Answer. Several groups of children are explicitly excluded from participation:
7A child who is found to be eligible for Medicaid;
7A child who has health insurance coverage;
7A child who is covered under a group health plan;
7A child who is an inmate of a public institution or a patient in an institution for mental diseases; or
7A child who is a member of a family that is eligible for health benefits coverage under a state health benefits plan on the basis of a family member's employment with a public agency in the State.
ADMINISTRATION
Question 21. What part of the Department of Health and Human Services will administer the program? Will there be a designated part of an agency or a specific person in charge? Who should states call with questions?
Answer. The Center for Medicaid and State Operations (CMSO) within the Health Care Financing Administration (HCFA) will have primary responsibility for administering the federal aspects of Title XXI. In addition, there will be a team from other offices within the Department of Health and Human Services working together to provide support for this program.
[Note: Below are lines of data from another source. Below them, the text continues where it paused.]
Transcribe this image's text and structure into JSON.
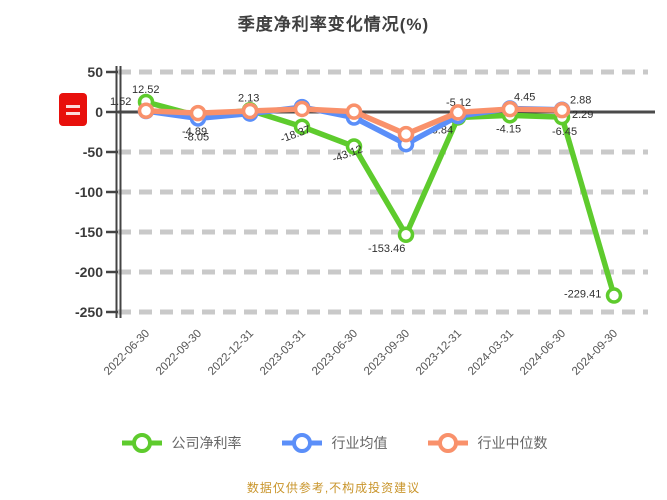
{
  "title": "季度净利率变化情况(%)",
  "footer": "数据仅供参考,不构成投资建议",
  "stamp": {
    "name": "red-logo-stamp",
    "color": "#e8100c"
  },
  "colors": {
    "company": "#5ecb2d",
    "industry_avg": "#5b8ff9",
    "industry_median": "#f9916b",
    "grid": "#c9c9c9",
    "zero_line": "#4a4a4a",
    "axis": "#444444",
    "tick_text": "#3a3a3a",
    "label_text": "#2f2f2f",
    "footer_text": "#c9952b"
  },
  "legend": {
    "items": [
      {
        "label": "公司净利率",
        "color": "#5ecb2d"
      },
      {
        "label": "行业均值",
        "color": "#5b8ff9"
      },
      {
        "label": "行业中位数",
        "color": "#f9916b"
      }
    ]
  },
  "chart_data": {
    "type": "line",
    "title": "季度净利率变化情况(%)",
    "xlabel": "",
    "ylabel": "",
    "ylim": [
      -250,
      50
    ],
    "yticks": [
      50,
      0,
      -50,
      -100,
      -150,
      -200,
      -250
    ],
    "grid": "dashed-horizontal",
    "legend_position": "bottom",
    "categories": [
      "2022-06-30",
      "2022-09-30",
      "2022-12-31",
      "2023-03-31",
      "2023-06-30",
      "2023-09-30",
      "2023-12-31",
      "2024-03-31",
      "2024-06-30",
      "2024-09-30"
    ],
    "series": [
      {
        "name": "公司净利率",
        "color": "#5ecb2d",
        "values": [
          12.52,
          -4.89,
          2.13,
          -18.37,
          -43.12,
          -153.46,
          -6.84,
          -4.15,
          -6.45,
          -229.41
        ],
        "label_points": [
          0,
          1,
          2,
          3,
          4,
          5,
          6,
          7,
          8,
          9
        ],
        "label_offsets": {
          "0": [
            -14,
            -9,
            0
          ],
          "1": [
            -16,
            19,
            0
          ],
          "2": [
            -12,
            -9,
            0
          ],
          "3": [
            -20,
            16,
            -20
          ],
          "4": [
            -20,
            16,
            -20
          ],
          "5": [
            -38,
            17,
            0
          ],
          "6": [
            -30,
            16,
            0
          ],
          "7": [
            -14,
            17,
            0
          ],
          "8": [
            -10,
            18,
            0
          ],
          "9": [
            -50,
            2,
            0
          ]
        }
      },
      {
        "name": "行业均值",
        "color": "#5b8ff9",
        "values": [
          1.21,
          -8.05,
          -1.96,
          6.13,
          -6.87,
          -40.26,
          -5.12,
          4.45,
          2.88
        ],
        "label_points": [
          1,
          6,
          7,
          8
        ],
        "label_offsets": {
          "1": [
            -14,
            22,
            0
          ],
          "6": [
            -12,
            -10,
            0
          ],
          "7": [
            4,
            -8,
            0
          ],
          "8": [
            8,
            -6,
            0
          ]
        }
      },
      {
        "name": "行业中位数",
        "color": "#f9916b",
        "values": [
          1.52,
          -1.39,
          1.23,
          3.78,
          0.45,
          -27.64,
          -0.53,
          3.62,
          2.29
        ],
        "label_points": [
          0,
          8
        ],
        "label_offsets": {
          "0": [
            -36,
            -6,
            0
          ],
          "8": [
            10,
            8,
            0
          ]
        }
      }
    ]
  }
}
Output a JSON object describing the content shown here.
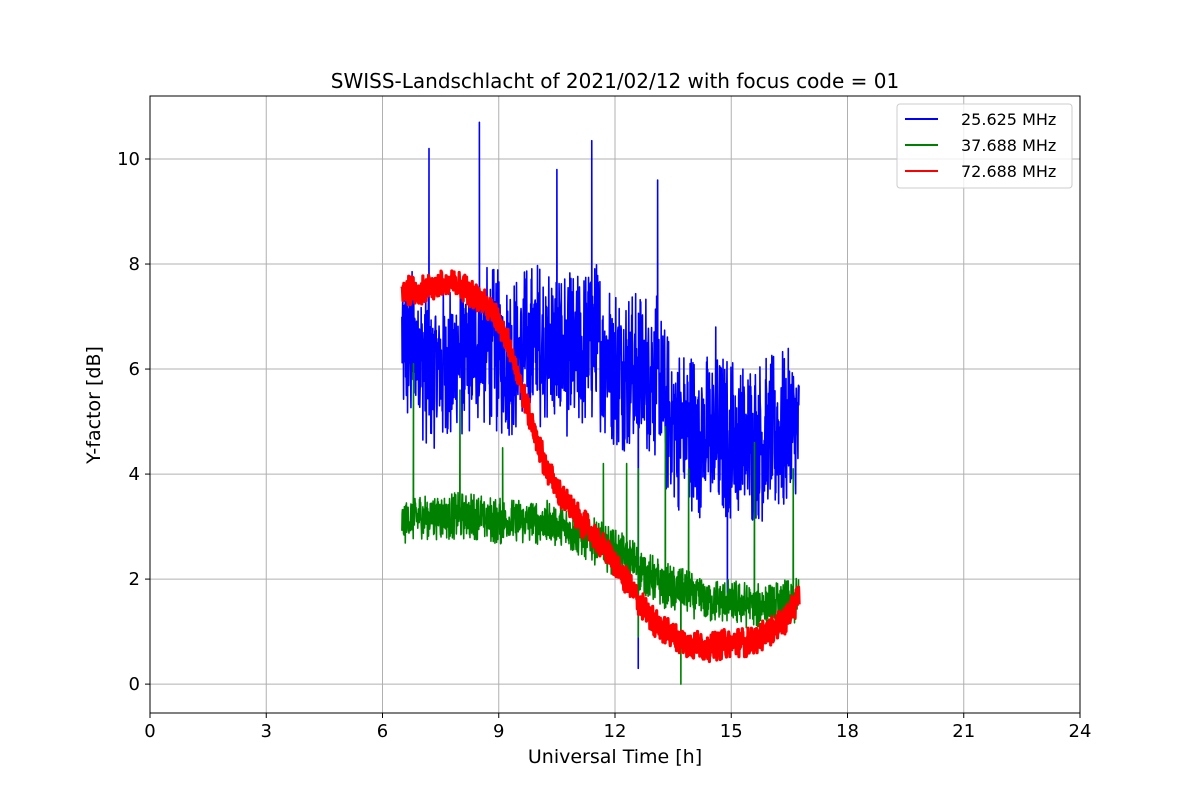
{
  "chart_data": {
    "type": "line",
    "title": "SWISS-Landschlacht of 2021/02/12 with focus code = 01",
    "xlabel": "Universal Time [h]",
    "ylabel": "Y-factor [dB]",
    "xlim": [
      0,
      24
    ],
    "ylim": [
      -0.55,
      11.2
    ],
    "xticks": [
      0,
      3,
      6,
      9,
      12,
      15,
      18,
      21,
      24
    ],
    "yticks": [
      0,
      2,
      4,
      6,
      8,
      10
    ],
    "grid": true,
    "legend_position": "top-right",
    "series": [
      {
        "name": "25.625 MHz",
        "color": "#0000ff",
        "noise": 1.6,
        "spikes": [
          [
            7.2,
            10.2
          ],
          [
            8.5,
            10.7
          ],
          [
            11.4,
            10.35
          ],
          [
            10.5,
            9.8
          ],
          [
            13.1,
            9.6
          ],
          [
            14.6,
            6.8
          ],
          [
            15.9,
            6.2
          ],
          [
            12.6,
            0.3
          ],
          [
            14.9,
            1.4
          ]
        ],
        "x": [
          6.5,
          7.0,
          7.5,
          8.0,
          8.5,
          9.0,
          9.5,
          10.0,
          10.5,
          11.0,
          11.5,
          12.0,
          12.5,
          13.0,
          13.3,
          13.6,
          14.0,
          14.5,
          15.0,
          15.5,
          16.0,
          16.5,
          16.75
        ],
        "y": [
          6.5,
          6.2,
          6.0,
          6.2,
          6.5,
          6.3,
          6.3,
          6.5,
          6.4,
          6.2,
          6.5,
          6.1,
          5.9,
          6.0,
          5.2,
          4.9,
          4.8,
          4.7,
          4.7,
          4.6,
          4.7,
          4.8,
          4.8
        ]
      },
      {
        "name": "37.688 MHz",
        "color": "#008000",
        "noise": 0.45,
        "spikes": [
          [
            6.8,
            6.1
          ],
          [
            8.0,
            5.6
          ],
          [
            9.1,
            4.5
          ],
          [
            11.7,
            4.2
          ],
          [
            12.3,
            4.2
          ],
          [
            12.6,
            4.1
          ],
          [
            13.3,
            4.9
          ],
          [
            13.9,
            4.1
          ],
          [
            15.6,
            4.6
          ],
          [
            16.6,
            4.1
          ],
          [
            13.7,
            0.0
          ],
          [
            12.6,
            0.9
          ]
        ],
        "x": [
          6.5,
          7.0,
          7.5,
          8.0,
          8.5,
          9.0,
          9.5,
          10.0,
          10.5,
          11.0,
          11.5,
          12.0,
          12.5,
          13.0,
          13.5,
          14.0,
          14.5,
          15.0,
          15.5,
          16.0,
          16.5,
          16.75
        ],
        "y": [
          3.1,
          3.2,
          3.2,
          3.2,
          3.2,
          3.1,
          3.1,
          3.1,
          3.0,
          2.9,
          2.7,
          2.5,
          2.3,
          2.0,
          1.8,
          1.7,
          1.6,
          1.55,
          1.5,
          1.5,
          1.55,
          1.6
        ]
      },
      {
        "name": "72.688 MHz",
        "color": "#ff0000",
        "noise": 0.28,
        "spikes": [],
        "x": [
          6.5,
          7.0,
          7.5,
          8.0,
          8.3,
          8.7,
          9.0,
          9.3,
          9.6,
          10.0,
          10.3,
          10.6,
          11.0,
          11.5,
          12.0,
          12.5,
          13.0,
          13.5,
          14.0,
          14.5,
          15.0,
          15.5,
          16.0,
          16.5,
          16.75
        ],
        "y": [
          7.5,
          7.5,
          7.6,
          7.6,
          7.45,
          7.2,
          6.9,
          6.4,
          5.6,
          4.6,
          4.0,
          3.6,
          3.2,
          2.8,
          2.3,
          1.7,
          1.2,
          0.9,
          0.75,
          0.7,
          0.8,
          0.8,
          1.0,
          1.3,
          1.7
        ]
      }
    ]
  }
}
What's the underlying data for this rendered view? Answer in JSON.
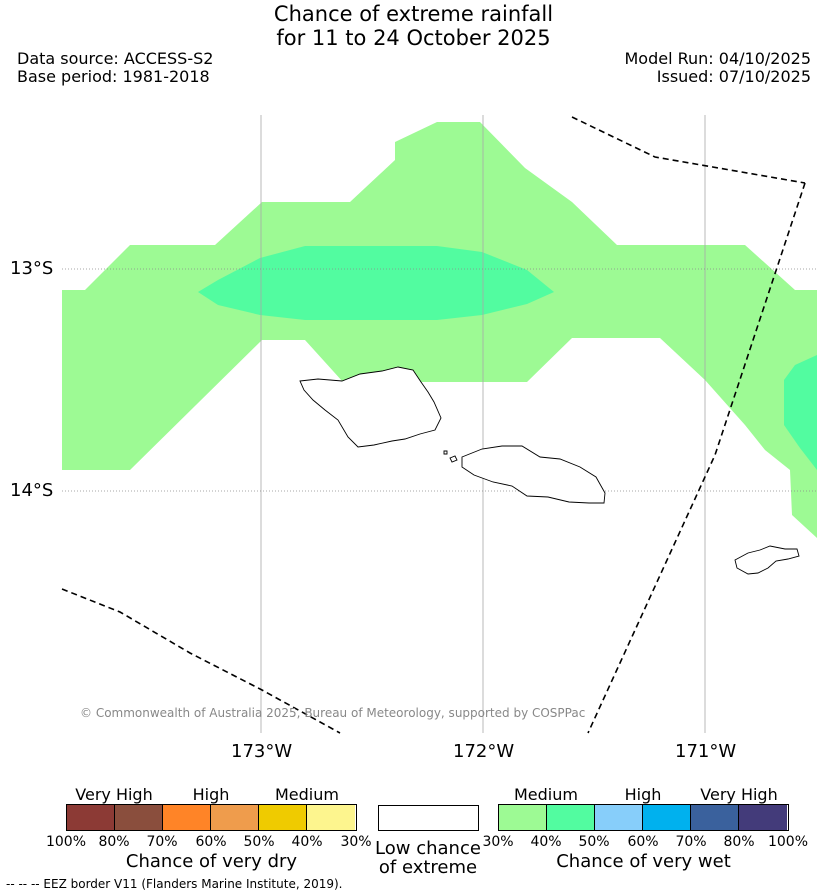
{
  "header": {
    "title_line1": "Chance of extreme rainfall",
    "title_line2": "for 11 to 24 October 2025",
    "data_source": "Data source: ACCESS-S2",
    "base_period": "Base period: 1981-2018",
    "model_run": "Model Run: 04/10/2025",
    "issued": "Issued: 07/10/2025"
  },
  "map": {
    "lat_labels": [
      "13°S",
      "14°S"
    ],
    "lon_labels": [
      "173°W",
      "172°W",
      "171°W"
    ],
    "credit": "© Commonwealth of Australia 2025, Bureau of Meteorology, supported by COSPPac",
    "region": "Samoa",
    "fill_colors": {
      "medium_30": "#9dfa94",
      "medium_40": "#52fca0",
      "eez": "#000000"
    }
  },
  "legend": {
    "dry": {
      "headers": [
        "Very High",
        "High",
        "Medium"
      ],
      "colors": [
        "#8c3a35",
        "#8a4e3d",
        "#ff8427",
        "#ef9c4c",
        "#efcb00",
        "#fdf58e"
      ],
      "ticks": [
        "100%",
        "80%",
        "70%",
        "60%",
        "50%",
        "40%",
        "30%"
      ],
      "title": "Chance of very dry"
    },
    "low": {
      "title_line1": "Low chance",
      "title_line2": "of extreme"
    },
    "wet": {
      "headers": [
        "Medium",
        "High",
        "Very High"
      ],
      "colors": [
        "#9dfa94",
        "#52fca0",
        "#87cefa",
        "#00b1ee",
        "#3a619d",
        "#433b7a"
      ],
      "ticks": [
        "30%",
        "40%",
        "50%",
        "60%",
        "70%",
        "80%",
        "100%"
      ],
      "title": "Chance of very wet"
    }
  },
  "footer": {
    "eez_note": "--  --  -- EEZ border V11 (Flanders Marine Institute, 2019)."
  }
}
Within HCFA, the implementation effort will be led by Debbie I. Chang, Director of the Office of Legislation. Debbie is working in cooperation with the Health Resources and Services Administration (HRSA) and other parts of the Department. Her phone number is 202-690-5960. Within HRSA, Earl Fox, MD, Administrator, is the lead on this effort. His number is 301-443-2216. Rick Fenton, Deputy Director of the Family and Children's Health Programs Group, will be the Center for Medicaid and State Operations' coordinator for policy and implementation activities. His phone number is 410-786-5920.
Question 22. What will be the role of Governors, providers and children's advocacy and other interested groups in implementing the program?
Answer. We plan to work with a range of interested parties to get input on the process and to make sure that implementation occurs as smoothly as possible. In particular, we will work closely with the states through the National Governors Association.